The sign changes of Fourier coefficients of self-adjoint forms is an important area of research in number theory. Professor Yingnan Wang and his collaborators have made progress on two projects in this field.
1.Paper Title:On the first sign change of Fourier coefficients of cusp forms
Professor Yingnan Wang, in collaboration with Associate Professor Guohua Chen of North China University of Water Resources and Electric Power and Professor Xujin Liu of the University of Hong Kong, has proposed a new method addressing the problem of the first sign change of Fourier coefficients for general holomorphic cusp forms of weight k and level N over GL(2). This method first constructs the Rankin-Selberg L-function of a general holomorphic cusp form using the form of the Fourier coefficients. Then, by leveraging the relationship between Eisenstein series of level N and Eisenstein series on the total modular group, it proves the analytic extension and functional equations of the Rankin-Selberg L-function constructed from the aforementioned form, thereby deriving relevant results regarding the first sign change of the Fourier coefficients. This method is equally applicable to the sign problem of Fourier coefficients for semi-integer-weighted holomorphic cusp forms. These research findings were recently published in the American Journal of Mathematics.
Full text link:
https://muse.jhu.edu/article/986597
2.Paper Title:On Signs of Fourier Coefficients on GL(n)
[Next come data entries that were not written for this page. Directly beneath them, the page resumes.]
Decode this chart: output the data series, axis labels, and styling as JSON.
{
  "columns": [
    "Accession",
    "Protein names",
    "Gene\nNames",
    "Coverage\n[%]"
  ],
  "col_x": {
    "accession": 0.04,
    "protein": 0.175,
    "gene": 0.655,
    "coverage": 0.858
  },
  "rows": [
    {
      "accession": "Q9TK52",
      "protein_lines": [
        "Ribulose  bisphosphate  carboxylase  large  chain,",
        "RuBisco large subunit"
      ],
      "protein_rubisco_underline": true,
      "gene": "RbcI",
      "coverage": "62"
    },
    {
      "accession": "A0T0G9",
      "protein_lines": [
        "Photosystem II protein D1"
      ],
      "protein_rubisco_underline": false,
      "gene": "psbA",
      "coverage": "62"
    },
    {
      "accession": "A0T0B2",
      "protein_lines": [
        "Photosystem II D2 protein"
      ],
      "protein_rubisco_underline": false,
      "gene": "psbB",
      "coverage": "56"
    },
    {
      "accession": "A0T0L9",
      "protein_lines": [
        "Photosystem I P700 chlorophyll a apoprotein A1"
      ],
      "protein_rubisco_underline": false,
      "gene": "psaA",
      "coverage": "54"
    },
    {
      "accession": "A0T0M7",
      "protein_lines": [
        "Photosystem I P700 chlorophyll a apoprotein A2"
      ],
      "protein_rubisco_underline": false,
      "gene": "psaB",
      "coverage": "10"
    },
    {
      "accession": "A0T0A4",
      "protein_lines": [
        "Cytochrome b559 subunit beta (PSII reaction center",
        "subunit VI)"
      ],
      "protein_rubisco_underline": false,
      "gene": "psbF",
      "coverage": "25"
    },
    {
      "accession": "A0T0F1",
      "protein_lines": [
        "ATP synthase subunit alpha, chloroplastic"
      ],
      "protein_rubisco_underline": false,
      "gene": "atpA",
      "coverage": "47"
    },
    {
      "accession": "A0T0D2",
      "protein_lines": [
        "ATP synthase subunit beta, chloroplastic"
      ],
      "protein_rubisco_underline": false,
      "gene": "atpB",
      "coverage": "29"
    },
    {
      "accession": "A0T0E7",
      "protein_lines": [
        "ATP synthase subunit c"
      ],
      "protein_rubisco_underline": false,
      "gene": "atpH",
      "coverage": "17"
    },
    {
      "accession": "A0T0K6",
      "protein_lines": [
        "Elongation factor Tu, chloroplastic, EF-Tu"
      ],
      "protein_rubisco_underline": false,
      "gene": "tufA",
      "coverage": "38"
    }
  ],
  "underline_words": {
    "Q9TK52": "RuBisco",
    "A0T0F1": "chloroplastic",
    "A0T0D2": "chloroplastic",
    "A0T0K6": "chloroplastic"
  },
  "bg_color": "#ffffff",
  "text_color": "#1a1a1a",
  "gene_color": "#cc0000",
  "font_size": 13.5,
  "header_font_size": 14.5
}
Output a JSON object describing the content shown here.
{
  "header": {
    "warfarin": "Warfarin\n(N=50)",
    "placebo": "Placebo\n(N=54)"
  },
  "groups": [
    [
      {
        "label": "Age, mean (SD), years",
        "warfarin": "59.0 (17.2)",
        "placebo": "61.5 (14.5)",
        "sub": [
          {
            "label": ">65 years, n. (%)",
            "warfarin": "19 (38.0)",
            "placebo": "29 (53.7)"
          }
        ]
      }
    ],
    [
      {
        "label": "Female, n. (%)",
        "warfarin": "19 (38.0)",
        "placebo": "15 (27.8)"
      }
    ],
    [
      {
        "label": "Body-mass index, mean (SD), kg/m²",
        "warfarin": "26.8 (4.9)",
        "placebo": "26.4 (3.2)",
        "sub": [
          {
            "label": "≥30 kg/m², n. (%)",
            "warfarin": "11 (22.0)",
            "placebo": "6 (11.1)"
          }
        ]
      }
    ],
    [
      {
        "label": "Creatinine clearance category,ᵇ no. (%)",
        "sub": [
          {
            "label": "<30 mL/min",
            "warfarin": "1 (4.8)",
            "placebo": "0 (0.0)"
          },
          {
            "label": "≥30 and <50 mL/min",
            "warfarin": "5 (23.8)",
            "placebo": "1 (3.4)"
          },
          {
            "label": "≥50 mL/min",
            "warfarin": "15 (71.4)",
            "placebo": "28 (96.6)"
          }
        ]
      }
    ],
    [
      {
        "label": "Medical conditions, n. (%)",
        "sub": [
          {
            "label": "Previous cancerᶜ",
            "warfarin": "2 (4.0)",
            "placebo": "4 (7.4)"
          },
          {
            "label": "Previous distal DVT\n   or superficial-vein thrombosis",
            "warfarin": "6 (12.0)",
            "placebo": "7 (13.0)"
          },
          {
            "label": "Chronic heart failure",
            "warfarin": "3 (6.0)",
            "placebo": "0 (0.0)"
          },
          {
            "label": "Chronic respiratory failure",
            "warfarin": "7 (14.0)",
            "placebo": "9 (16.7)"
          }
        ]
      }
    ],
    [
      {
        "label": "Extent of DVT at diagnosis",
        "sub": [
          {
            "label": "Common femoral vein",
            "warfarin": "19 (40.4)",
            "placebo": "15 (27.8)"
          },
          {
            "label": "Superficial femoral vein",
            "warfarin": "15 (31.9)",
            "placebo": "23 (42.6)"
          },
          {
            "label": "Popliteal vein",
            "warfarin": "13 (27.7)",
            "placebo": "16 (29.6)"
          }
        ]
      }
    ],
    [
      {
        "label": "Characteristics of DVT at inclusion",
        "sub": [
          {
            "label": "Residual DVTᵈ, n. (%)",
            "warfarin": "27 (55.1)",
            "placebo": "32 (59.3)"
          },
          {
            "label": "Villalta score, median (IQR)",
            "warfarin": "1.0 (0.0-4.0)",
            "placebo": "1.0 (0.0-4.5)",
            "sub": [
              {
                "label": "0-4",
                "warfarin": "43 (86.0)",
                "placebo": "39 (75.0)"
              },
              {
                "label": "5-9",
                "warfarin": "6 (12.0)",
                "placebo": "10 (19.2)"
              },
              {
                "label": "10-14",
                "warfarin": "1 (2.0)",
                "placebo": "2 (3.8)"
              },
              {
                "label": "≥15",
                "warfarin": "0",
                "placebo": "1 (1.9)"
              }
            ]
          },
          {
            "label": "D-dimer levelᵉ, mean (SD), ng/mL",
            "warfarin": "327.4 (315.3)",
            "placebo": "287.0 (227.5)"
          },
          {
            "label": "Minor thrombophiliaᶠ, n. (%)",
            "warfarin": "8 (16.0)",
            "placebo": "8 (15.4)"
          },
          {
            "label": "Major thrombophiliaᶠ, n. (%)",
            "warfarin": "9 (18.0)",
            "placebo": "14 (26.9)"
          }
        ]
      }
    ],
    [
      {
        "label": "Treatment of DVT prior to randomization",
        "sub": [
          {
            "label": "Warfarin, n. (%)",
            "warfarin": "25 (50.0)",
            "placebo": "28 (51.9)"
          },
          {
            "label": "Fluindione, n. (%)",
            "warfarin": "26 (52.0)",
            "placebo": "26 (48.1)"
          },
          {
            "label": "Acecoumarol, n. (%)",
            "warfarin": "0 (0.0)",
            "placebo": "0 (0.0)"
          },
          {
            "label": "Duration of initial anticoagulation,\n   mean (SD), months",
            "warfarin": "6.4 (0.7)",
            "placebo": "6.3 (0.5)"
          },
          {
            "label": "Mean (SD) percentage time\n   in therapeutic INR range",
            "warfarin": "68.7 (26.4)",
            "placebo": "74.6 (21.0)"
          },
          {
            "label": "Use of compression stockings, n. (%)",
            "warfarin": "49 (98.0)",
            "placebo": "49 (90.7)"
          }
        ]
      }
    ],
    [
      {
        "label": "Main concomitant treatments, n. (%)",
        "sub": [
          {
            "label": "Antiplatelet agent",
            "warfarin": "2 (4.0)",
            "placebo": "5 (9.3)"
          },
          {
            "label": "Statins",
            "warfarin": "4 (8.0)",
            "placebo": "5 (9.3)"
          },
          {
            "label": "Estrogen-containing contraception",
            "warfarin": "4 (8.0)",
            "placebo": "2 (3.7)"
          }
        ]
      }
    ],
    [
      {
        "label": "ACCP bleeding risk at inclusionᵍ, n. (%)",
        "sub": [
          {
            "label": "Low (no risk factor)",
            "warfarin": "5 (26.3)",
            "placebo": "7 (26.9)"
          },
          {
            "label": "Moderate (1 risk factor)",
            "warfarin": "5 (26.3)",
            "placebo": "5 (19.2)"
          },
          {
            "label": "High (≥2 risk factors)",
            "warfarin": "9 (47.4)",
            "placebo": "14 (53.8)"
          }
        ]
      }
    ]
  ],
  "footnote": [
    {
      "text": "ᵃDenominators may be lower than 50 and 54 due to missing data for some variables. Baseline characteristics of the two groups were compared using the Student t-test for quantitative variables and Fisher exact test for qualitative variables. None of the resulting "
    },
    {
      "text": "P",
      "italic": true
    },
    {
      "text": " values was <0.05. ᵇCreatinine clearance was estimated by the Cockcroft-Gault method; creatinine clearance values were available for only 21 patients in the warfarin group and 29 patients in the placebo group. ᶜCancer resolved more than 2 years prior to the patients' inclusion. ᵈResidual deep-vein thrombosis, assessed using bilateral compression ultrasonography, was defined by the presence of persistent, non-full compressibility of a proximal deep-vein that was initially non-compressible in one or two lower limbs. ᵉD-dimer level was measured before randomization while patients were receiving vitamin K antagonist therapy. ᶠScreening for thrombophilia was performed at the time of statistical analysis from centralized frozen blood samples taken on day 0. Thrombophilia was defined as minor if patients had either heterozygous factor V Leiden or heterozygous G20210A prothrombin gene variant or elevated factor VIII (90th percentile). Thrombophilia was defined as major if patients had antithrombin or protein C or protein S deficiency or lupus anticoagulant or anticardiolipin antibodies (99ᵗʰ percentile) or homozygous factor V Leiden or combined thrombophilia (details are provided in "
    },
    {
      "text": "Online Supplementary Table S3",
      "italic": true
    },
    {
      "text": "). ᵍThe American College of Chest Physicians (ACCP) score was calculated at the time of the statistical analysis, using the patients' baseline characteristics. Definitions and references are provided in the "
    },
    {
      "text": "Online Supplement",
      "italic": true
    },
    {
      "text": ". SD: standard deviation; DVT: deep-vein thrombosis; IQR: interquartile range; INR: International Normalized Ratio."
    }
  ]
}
Professor Yingnan Wang, in collaboration with Associate Professor Didier Lesesvre of the University of Lille, France, and Dr. Minghao Wu of The Chinese University of Hong Kong, proved that for any n > 2, the proportion of Hecke-Maass cusp forms on GL(n) that satisfy the condition of having a positive density of sign changes in the sequence of real Fourier coefficients is at least 1-a, where a is an arbitrarily small positive real number; Furthermore, by using the vertical version of the Sato-Tate distribution formula with a residual term to replace the generalized Ramanujan conjecture, they unconditionally proved that the proportion of Hecke-Maass cusp forms on GL(n) with real Fourier coefficients and a sequence where the ratio of positive to negative numbers is constant is at least 1-b, where b is also an arbitrarily small positive real number. These research findings were published in “International Mathematics Research Notices.”
Full text link:
https://doi.org/10.1093/imrn/rnaf381
Biography:
Yingnan Wang is a professor and doctoral advisor at the School of Mathematical Sciences, Shenzhen University. He received his bachelor’s and master’s degrees from Shandong University and his Ph.D. from the University of Hong Kong. His research focuses on analytic number theory, specifically on automorphic forms and automorphic L-functions. His research findings have been published in journals such as the American Journal of Mathematics, Advances in Mathematics, and International Mathematics Research Notices.